Volver a casa nunca es fácil. El camino parece largo y que nunca termina y si, además, crees que allí no te espera nadie, los días se vuelven eternos y las noches desapacibles. Pocos incidentes hallaron en la ruta y pocas excusas para detenerse. Dormían en posadas o en graneros cuando no encontraban estas y el polvo y el frío se mezclaban con la humedad que sus capas de mangas verdes no parecía capaz de dejar fuera.

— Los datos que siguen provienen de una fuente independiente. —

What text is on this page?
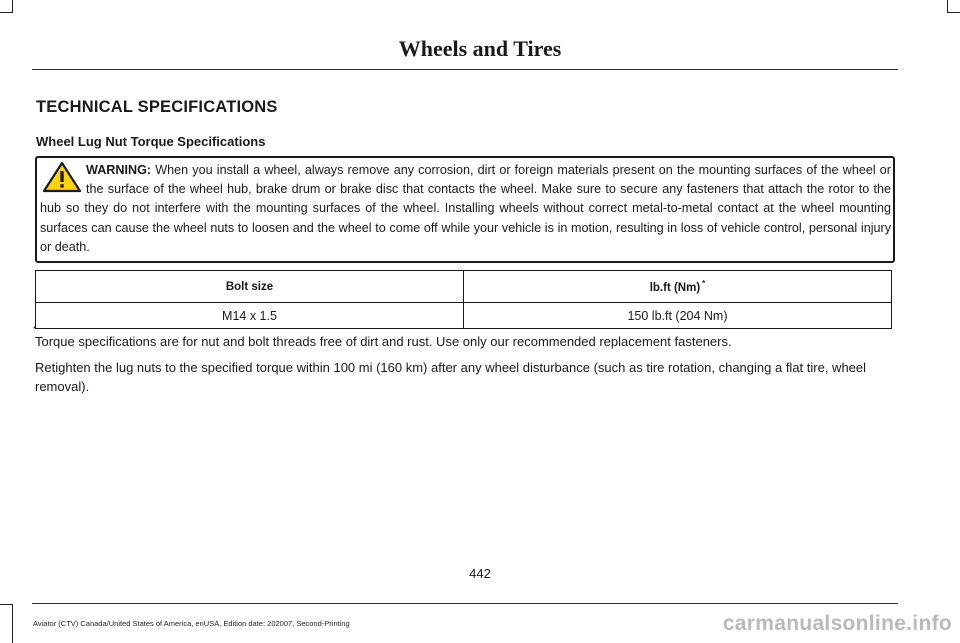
Wheels and Tires
TECHNICAL SPECIFICATIONS
Wheel Lug Nut Torque Specifications
WARNING: When you install a wheel, always remove any corrosion, dirt or foreign materials present on the mounting surfaces of the wheel or the surface of the wheel hub, brake drum or brake disc that contacts the wheel. Make sure to secure any fasteners that attach the rotor to the hub so they do not interfere with the mounting surfaces of the wheel. Installing wheels without correct metal-to-metal contact at the wheel mounting surfaces can cause the wheel nuts to loosen and the wheel to come off while your vehicle is in motion, resulting in loss of vehicle control, personal injury or death.
Bolt size	lb.ft (Nm) *
M14 x 1.5	150 lb.ft (204 Nm)
*
Torque specifications are for nut and bolt threads free of dirt and rust. Use only our recommended replacement fasteners.
Retighten the lug nuts to the specified torque within 100 mi (160 km) after any wheel disturbance (such as tire rotation, changing a flat tire, wheel removal).
442
Aviator (CTV) Canada/United States of America, enUSA, Edition date: 202007, Second-Printing	carmanualsonline.info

La primera señal de que algo no era como imaginaban la encontraron a poco trecho de la entrada. El hijo de Atulfo, un mocoso de apenas seis veranos, salió ventando su llegada a los cuatro vientos como cervatillo en un día de caza. Eso trajo la atención de los parroquianos que les miraron con sonrisas en los labios y ojos ilusionados en los rostros. Atardecía, pero no era el final de la dura jornada lo que les alegraba. ¿Qué había pasado allí?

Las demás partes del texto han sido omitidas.